The Return by Hakan Nesser

I had never heard of Hakan Nesser before, but decided to give it a try when I found The Return in the English bookstore in Yerevan. I have been craving for some good mysteries or other not too heavy reading material lately. Maybe that’s summer kicking in. Or the scales are just going in the other direction now, after heaving read more serious books and lots of non-fiction in the last year or so. The Return is the third in a series of mysteries with Chief Inspector Van Veeteren as the main character. The first two books in the series, Mind’s Eye and Borkmann’s Point are also available in English, but The Return is perfectly readable as a stand-alone book. Nesser is a Swedish author who writes mysteries in the tradition of Henning Mankell, though Nesser gives Van Veeteren and the members of his police team less personal background than Mankell does.

Van Veeteren is a fairly typical fictional Chief Inspector:a  bit of a loner; divorced with two grown-up children, one of whom is in prison; doesn’t seem to have too many friends; enjoys a beer frequently; and he likes poetry and opera. In The Return, Van Veeteren spends part of his time in hospital undergoing surgery in which a malignant tumor is being removed. This is pretty much all we find out about Van Veeteren the person.
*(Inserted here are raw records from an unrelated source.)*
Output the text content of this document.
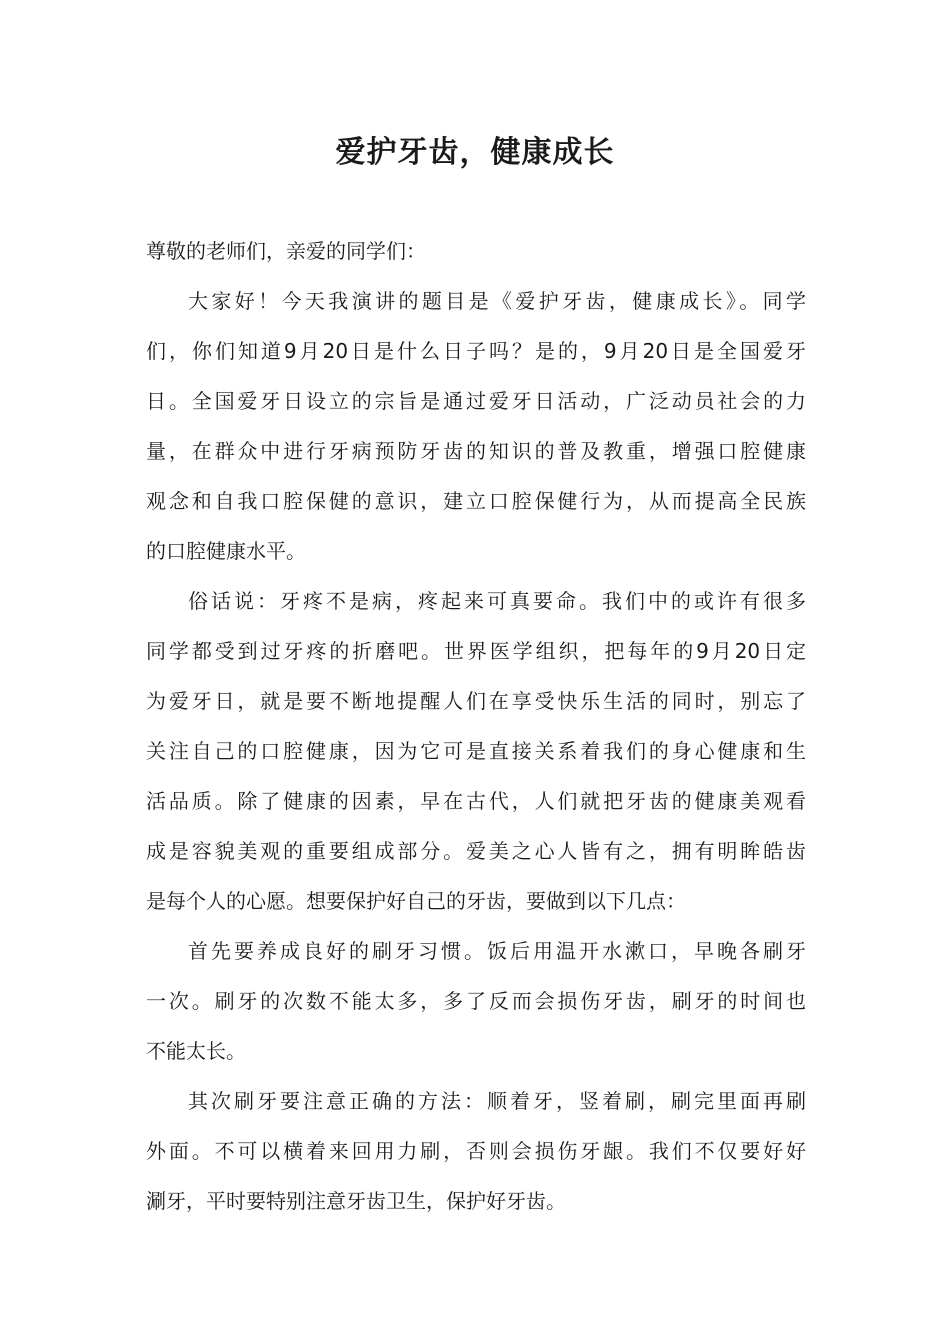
爱护牙齿，健康成长

尊敬的老师们，亲爱的同学们：

大家好！今天我演讲的题目是《爱护牙齿，健康成长》。同学
们，你们知道9月20日是什么日子吗？是的，9月20日是全国爱牙
日。全国爱牙日设立的宗旨是通过爱牙日活动，广泛动员社会的力
量，在群众中进行牙病预防牙齿的知识的普及教重，增强口腔健康
观念和自我口腔保健的意识，建立口腔保健行为，从而提高全民族
的口腔健康水平。

俗话说：牙疼不是病，疼起来可真要命。我们中的或许有很多
同学都受到过牙疼的折磨吧。世界医学组织，把每年的9月20日定
为爱牙日，就是要不断地提醒人们在享受快乐生活的同时，别忘了
关注自己的口腔健康，因为它可是直接关系着我们的身心健康和生
活品质。除了健康的因素，早在古代，人们就把牙齿的健康美观看
成是容貌美观的重要组成部分。爱美之心人皆有之，拥有明眸皓齿
是每个人的心愿。想要保护好自己的牙齿，要做到以下几点：

首先要养成良好的刷牙习惯。饭后用温开水漱口，早晚各刷牙
一次。刷牙的次数不能太多，多了反而会损伤牙齿，刷牙的时间也
不能太长。

其次刷牙要注意正确的方法：顺着牙，竖着刷，刷完里面再刷
外面。不可以横着来回用力刷，否则会损伤牙龈。我们不仅要好好
涮牙，平时要特别注意牙齿卫生，保护好牙齿。
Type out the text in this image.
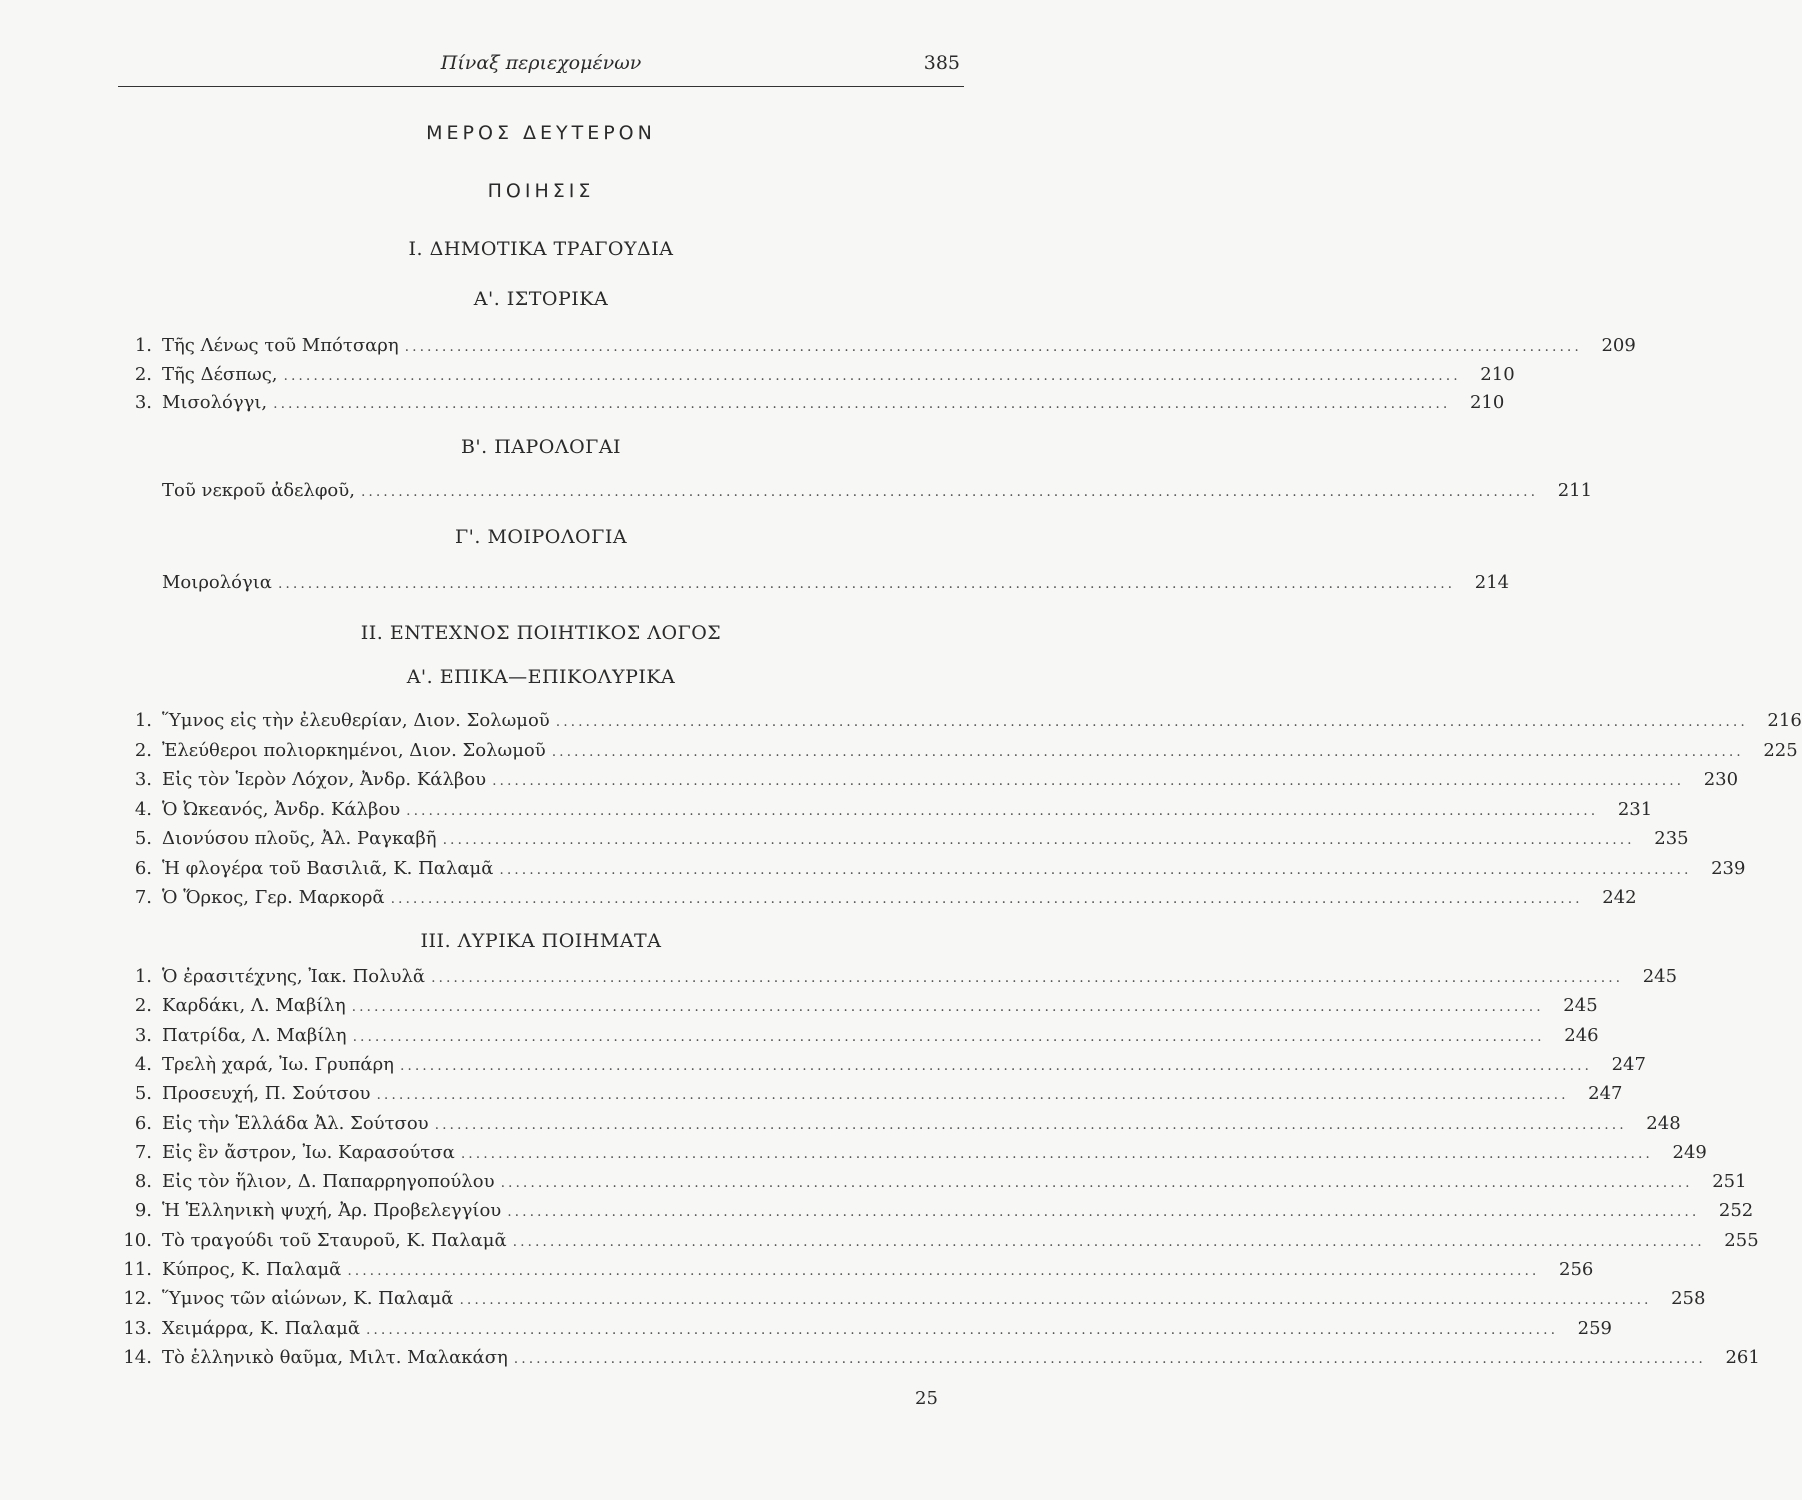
Πίναξ περιεχομένων	385
ΜΕΡΟΣ ΔΕΥΤΕΡΟΝ
ΠΟΙΗΣΙΣ
I. ΔΗΜΟΤΙΚΑ ΤΡΑΓΟΥΔΙΑ
Α'. ΙΣΤΟΡΙΚΑ
1. Τῆς Λένως τοῦ Μπότσαρη ..............................................................................................................................................................	209
2. Τῆς Δέσπως, ..............................................................................................................................................................	210
3. Μισολόγγι, ..............................................................................................................................................................	210
Β'. ΠΑΡΟΛΟΓΑΙ
Τοῦ νεκροῦ ἀδελφοῦ, ..............................................................................................................................................................	211
Γ'. ΜΟΙΡΟΛΟΓΙΑ
Μοιρολόγια ..............................................................................................................................................................	214
II. ΕΝΤΕΧΝΟΣ ΠΟΙΗΤΙΚΟΣ ΛΟΓΟΣ
Α'. ΕΠΙΚΑ—ΕΠΙΚΟΛΥΡΙΚΑ
1. Ὕμνος εἰς τὴν ἐλευθερίαν, Διον. Σολωμοῦ ................................................................................................................................................................	216
2. Ἐλεύθεροι πολιορκημένοι, Διον. Σολωμοῦ ................................................................................................................................................................	225
3. Εἰς τὸν Ἱερὸν Λόχον, Ἀνδρ. Κάλβου ................................................................................................................................................................	230
4. Ὁ Ὠκεανός, Ἀνδρ. Κάλβου ................................................................................................................................................................	231
5. Διονύσου πλοῦς, Ἀλ. Ραγκαβῆ ................................................................................................................................................................	235
6. Ἡ φλογέρα τοῦ Βασιλιᾶ, Κ. Παλαμᾶ ................................................................................................................................................................	239
7. Ὁ Ὅρκος, Γερ. Μαρκορᾶ ................................................................................................................................................................	242
III. ΛΥΡΙΚΑ ΠΟΙΗΜΑΤΑ
1. Ὁ ἐρασιτέχνης, Ἰακ. Πολυλᾶ ................................................................................................................................................................	245
2. Καρδάκι, Λ. Μαβίλη ................................................................................................................................................................	245
3. Πατρίδα, Λ. Μαβίλη ................................................................................................................................................................	246
4. Τρελὴ χαρά, Ἰω. Γρυπάρη ................................................................................................................................................................	247
5. Προσευχή, Π. Σούτσου ................................................................................................................................................................	247
6. Εἰς τὴν Ἑλλάδα Ἀλ. Σούτσου ................................................................................................................................................................	248
7. Εἰς ἓν ἄστρον, Ἰω. Καρασούτσα ................................................................................................................................................................	249
8. Εἰς τὸν ἥλιον, Δ. Παπαρρηγοπούλου ................................................................................................................................................................	251
9. Ἡ Ἑλληνικὴ ψυχή, Ἀρ. Προβελεγγίου ................................................................................................................................................................	252
10. Τὸ τραγούδι τοῦ Σταυροῦ, Κ. Παλαμᾶ ................................................................................................................................................................	255
11. Κύπρος, Κ. Παλαμᾶ ................................................................................................................................................................	256
12. Ὕμνος τῶν αἰώνων, Κ. Παλαμᾶ ................................................................................................................................................................	258
13. Χειμάρρα, Κ. Παλαμᾶ ................................................................................................................................................................	259
14. Τὸ ἑλληνικὸ θαῦμα, Μιλτ. Μαλακάση ................................................................................................................................................................	261
25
One day a body is found in the forest. The body has been dead for months, and because the hands, feet and head are missing, identification is difficult. The body turns out to be that of Leopold Verhaven, a former track-star, who spent 24 years in prison for the murders of two of his lovers. He was murdered shortly after his release from prison. When the investigation into Verhaven’s murder raises doubts about the way the two trials were handled and it becomes clear that Verhaven might actually have been innocent, the case is closed under pressure “from above”. If two of the largest murdercases in the country turn out to have been one huge miscarriage of justice, that would surely not reflect well on both the police force and the legal system in the country. Van Veetern, being on sick leave after his surgery, nonetheless decides to find the truth on his own.
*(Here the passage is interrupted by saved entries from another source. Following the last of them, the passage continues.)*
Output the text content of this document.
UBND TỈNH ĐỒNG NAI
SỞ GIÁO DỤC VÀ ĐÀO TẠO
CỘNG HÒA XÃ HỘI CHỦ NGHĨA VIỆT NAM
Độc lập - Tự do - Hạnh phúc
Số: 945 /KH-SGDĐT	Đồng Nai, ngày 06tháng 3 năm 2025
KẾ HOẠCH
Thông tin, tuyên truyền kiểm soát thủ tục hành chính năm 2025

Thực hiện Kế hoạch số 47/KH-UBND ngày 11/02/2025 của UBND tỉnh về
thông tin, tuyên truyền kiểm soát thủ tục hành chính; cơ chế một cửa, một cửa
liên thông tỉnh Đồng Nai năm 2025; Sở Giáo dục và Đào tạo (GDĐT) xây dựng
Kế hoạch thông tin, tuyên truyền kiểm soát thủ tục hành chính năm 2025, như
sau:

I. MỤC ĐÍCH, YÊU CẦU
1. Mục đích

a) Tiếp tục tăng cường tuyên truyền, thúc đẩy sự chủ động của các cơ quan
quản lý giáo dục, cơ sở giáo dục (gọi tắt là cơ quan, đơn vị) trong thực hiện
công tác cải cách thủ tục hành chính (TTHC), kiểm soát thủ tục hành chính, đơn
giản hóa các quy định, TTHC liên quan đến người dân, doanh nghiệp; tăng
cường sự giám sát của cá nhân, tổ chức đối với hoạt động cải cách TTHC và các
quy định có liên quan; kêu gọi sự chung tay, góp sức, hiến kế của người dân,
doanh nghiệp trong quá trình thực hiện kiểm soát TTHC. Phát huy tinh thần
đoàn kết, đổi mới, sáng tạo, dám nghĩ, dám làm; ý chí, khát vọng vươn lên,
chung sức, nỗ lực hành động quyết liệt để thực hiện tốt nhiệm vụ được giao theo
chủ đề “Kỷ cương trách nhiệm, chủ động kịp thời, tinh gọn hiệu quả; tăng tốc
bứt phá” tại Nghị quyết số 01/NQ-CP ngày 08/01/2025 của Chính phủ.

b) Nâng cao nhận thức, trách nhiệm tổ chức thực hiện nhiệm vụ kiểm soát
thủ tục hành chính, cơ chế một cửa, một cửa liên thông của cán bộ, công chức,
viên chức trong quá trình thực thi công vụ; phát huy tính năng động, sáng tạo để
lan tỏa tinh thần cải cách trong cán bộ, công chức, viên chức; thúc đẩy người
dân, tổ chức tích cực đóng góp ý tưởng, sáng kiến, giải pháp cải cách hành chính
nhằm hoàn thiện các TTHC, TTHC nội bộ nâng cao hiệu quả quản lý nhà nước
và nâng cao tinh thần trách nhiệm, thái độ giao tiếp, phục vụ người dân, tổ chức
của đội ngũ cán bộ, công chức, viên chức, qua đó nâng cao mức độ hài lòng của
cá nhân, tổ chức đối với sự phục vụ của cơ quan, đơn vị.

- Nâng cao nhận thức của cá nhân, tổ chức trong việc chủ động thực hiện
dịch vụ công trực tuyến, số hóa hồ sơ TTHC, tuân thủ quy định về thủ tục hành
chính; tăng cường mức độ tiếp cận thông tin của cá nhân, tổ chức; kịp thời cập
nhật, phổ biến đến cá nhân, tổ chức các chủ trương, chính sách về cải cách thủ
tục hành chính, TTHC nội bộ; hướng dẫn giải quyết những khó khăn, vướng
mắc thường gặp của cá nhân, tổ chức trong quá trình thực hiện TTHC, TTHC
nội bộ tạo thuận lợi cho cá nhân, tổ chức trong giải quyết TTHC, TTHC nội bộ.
The last part of the book especially raises some interesting questions about morality, about whether under certain circumstances it is right to take the law into one’s own hands.
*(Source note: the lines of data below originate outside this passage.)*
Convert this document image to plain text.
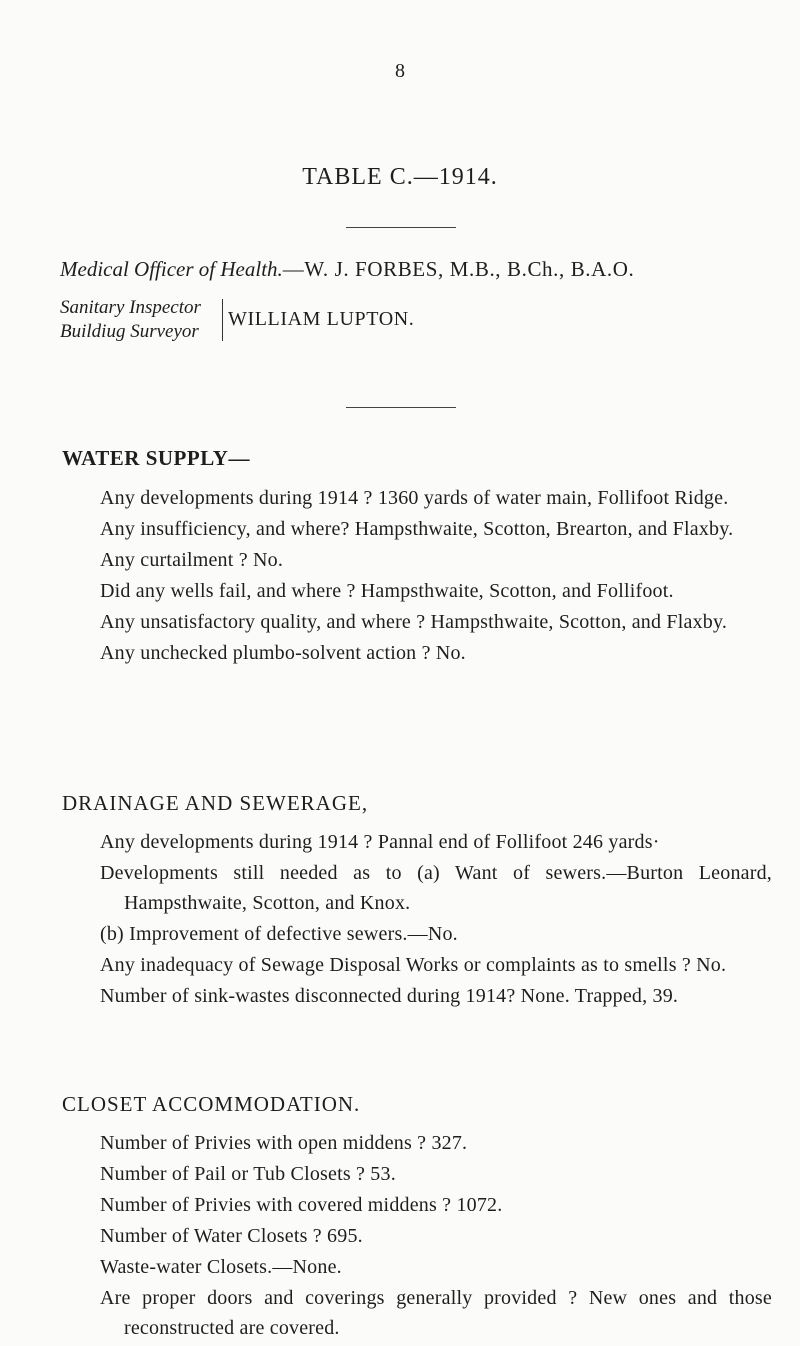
8
TABLE C.—1914.
Medical Officer of Health.—W. J. FORBES, M.B., B.Ch., B.A.O.
Sanitary Inspector
Buildiug Surveyor
WILLIAM LUPTON.
WATER SUPPLY—
Any developments during 1914 ? 1360 yards of water main, Follifoot Ridge.
Any insufficiency, and where? Hampsthwaite, Scotton, Brearton, and Flaxby.
Any curtailment ? No.
Did any wells fail, and where ? Hampsthwaite, Scotton, and Follifoot.
Any unsatisfactory quality, and where ? Hampsthwaite, Scotton, and Flaxby.
Any unchecked plumbo-solvent action ? No.
DRAINAGE AND SEWERAGE,
Any developments during 1914 ? Pannal end of Follifoot 246 yards·
Developments still needed as to (a) Want of sewers.—Burton Leonard, Hampsthwaite, Scotton, and Knox.
(b) Improvement of defective sewers.—No.
Any inadequacy of Sewage Disposal Works or complaints as to smells ? No.
Number of sink-wastes disconnected during 1914? None. Trapped, 39.
CLOSET ACCOMMODATION.
Number of Privies with open middens ? 327.
Number of Pail or Tub Closets ? 53.
Number of Privies with covered middens ? 1072.
Number of Water Closets ? 695.
Waste-water Closets.—None.
Are proper doors and coverings generally provided ? New ones and those reconstructed are covered.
The one thing that bothered me about the book is that it is set in a fictional northern European country, a mixture of Germany, Sweden and Holland I suppose. It took some time for me to realize that the book is set in a fictional country. Well okay, that in itself didn’t bother me so much, what distracted me were the names of people, places, streets, newspapers. They were all a mixture of German, Dutch and Swedish with the odd Eastern-European name thrown in. For some reason this kept distracting me right until the end and I kept trying to find traces of each country in the story. There is not really any reason it should be so distracting, but it was for me. I am not entirely sure, that this fictional setting was necessary altogether; for me it didn’t add anything to the story. I think this story would have worked just as well if it were set in a real country, southern Sweden, Denmark, the northern part of Germany.

The Return is a fairly slow-paced and straightforward mystery, well-written. Despite the one big minus, I enjoyed it, the story drew me in quickly and I read it in one day. I wouldn’t mind reading any other of Nesser’s books if I come across them. I do think The Return lacks something compared to Henning Mankell’s Wallander-series, but if you enjoy Scandinavian mysteries, The Return is well worth trying.

You can read an excerpt from The Return here.

2 Responses to “The Return by Hakan Nesser”


  1. 1 smithereens July 14, 2008 at 1:43 pm

    How strange to invent an imaginary country for a mystery novel!? Not sure I would appreciate it either… I thought contemporary mystery novels (not cozies like Agatha Christie’s…) were all about realism and uncovering society ills.

  2. 2 Myrthe July 14, 2008 at 1:54 pm

    I know what you mean. Actually, other than being a fictional place, it is a very realistic book, it is not a fantasy-world at all. The book is set in 1993-4 and there are references to the Neo-Nazi violence in Eastern-Germany at that time and to other post-1989 events (after the Berlin Wall came down, I mean).

    For me, the place being fictional didn’t add anything to the story, exactly because it is an otherwise perfectly “normal” (read: non-fantasy) world.